Dans vos mondes de carnavals des fous, Lucas, des sociétés décadentes ce qui ramène à Huysmans, décadentes parce que dans une ivresse de la fête morbide trouverais je plutôt, le rire, le plaisir y deviennent de plus en plus gras d'où en venir à M. Cochon lui même, cochon décadent lui aussi, tant et si bien qu'il se dévoile sur scène, déshabillage en douceur et suavité de la mariée déshabillée par ses célibataires mêmes, trois petits tours innocents d'une rondeur toute rose plus gracile que l'on ne l'imaginait d'un cochon, développements, enveloppements bien de vos personnages par votre trait.
Et dans vos sociétés forcément un peu balzaciennes il y a quelque chose de pourri au royaume du Danemark, tant des petits défauts et petits vices et,cause à effet ? le complot du coeur même de ce qui réunit ou réjouit cette société, nous, lecteurs, compris, assistant aux manigances et en redemandant encore !
Avez vous pensé que est-ce de l'art ou du cochon, les deux ici, dans ce Paris décadent et floride quand le cochon, lui, c'est du lard ?

Enfin, dans Budapest, le complot venait des objets, des choses si je me réfère à Pérec. Se vendre pour prendre possession du monde puis avaler ce monde qui ne tenait qu'à un fil. J'en ai déjà parlé. Ici le cochon et la mangeaille vend la mangeaille pour un complot. Passer du monde des objets qui conspirent à celui de l'aliment de même, c'était logique ! Tout ce que nous croyons qui nous sert nous vise en fait ! Mais la lutte est chez vous burlesque, une burlesque iliade cependant , carnaval shop du Croquemitaine (voir Borges inspecteur de volaille). Dans "Delicatessen" même cabaret burlesque, antre du rire monstrueux de tous des monstres, non ?

Vos personnages dansent tous sous votre crayon, du ballet de monsieur Jourdain jusqu' au jeu du cochon pendu mais là pour Nerval pendu par son cochon. Les petites rats de l'opéra ont toutes un défaut pour que l'opéra les rejette mais peut être pas M. Degas pour la parodie même sublimée de la parodie déjà de nos univers et leurs membres me risquerais à écrire. le comique ici fait peur et il peut être sérieux avec des méthodes et des visées de cochons de Yankee ou du moins d'impérialistes. le ballet est aérien et ramasse les miettes aussi.

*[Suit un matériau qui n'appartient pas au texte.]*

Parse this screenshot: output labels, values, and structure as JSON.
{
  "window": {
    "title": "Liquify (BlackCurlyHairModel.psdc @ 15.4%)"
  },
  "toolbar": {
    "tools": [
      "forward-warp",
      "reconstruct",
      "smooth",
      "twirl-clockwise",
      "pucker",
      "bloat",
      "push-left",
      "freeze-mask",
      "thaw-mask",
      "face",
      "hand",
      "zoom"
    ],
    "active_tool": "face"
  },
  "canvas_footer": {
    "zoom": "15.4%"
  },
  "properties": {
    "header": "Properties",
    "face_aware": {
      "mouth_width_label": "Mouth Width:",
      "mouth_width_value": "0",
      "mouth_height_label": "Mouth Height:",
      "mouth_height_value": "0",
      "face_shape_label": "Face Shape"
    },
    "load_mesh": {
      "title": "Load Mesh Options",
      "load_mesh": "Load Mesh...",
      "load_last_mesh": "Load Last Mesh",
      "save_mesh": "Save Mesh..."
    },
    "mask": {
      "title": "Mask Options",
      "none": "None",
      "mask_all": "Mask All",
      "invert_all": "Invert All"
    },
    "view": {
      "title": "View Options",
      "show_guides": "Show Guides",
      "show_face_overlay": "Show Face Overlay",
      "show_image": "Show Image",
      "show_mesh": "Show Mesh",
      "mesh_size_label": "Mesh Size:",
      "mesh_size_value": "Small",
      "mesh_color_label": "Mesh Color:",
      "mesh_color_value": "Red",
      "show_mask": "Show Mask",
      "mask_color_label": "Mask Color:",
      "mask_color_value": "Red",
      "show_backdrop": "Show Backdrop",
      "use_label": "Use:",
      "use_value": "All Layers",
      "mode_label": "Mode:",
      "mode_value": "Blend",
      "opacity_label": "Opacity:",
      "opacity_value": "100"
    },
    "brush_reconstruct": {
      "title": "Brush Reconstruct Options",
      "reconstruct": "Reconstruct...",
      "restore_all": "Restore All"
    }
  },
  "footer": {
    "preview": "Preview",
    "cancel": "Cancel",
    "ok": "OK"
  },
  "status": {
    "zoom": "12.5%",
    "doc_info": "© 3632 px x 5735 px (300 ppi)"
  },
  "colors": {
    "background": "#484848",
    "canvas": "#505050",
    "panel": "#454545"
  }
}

Quand il est rose ou du Bolchoï, c'est la parade de la gymnastique.

Deux entrées chez Cochon et son repaire : la fêtarde artistique et l'autre, comploteuse et criminelle, toutes deux pour des domaines où il promène sa rondeur rassurante et aussi dégoûtante avec toujours son esthétisme de dandy ! Inspiration de "L'homme qui rit" de Victor Hugo pour votre "Vache qui rit" ?

Lien : https://lucasnine.blogspot.c..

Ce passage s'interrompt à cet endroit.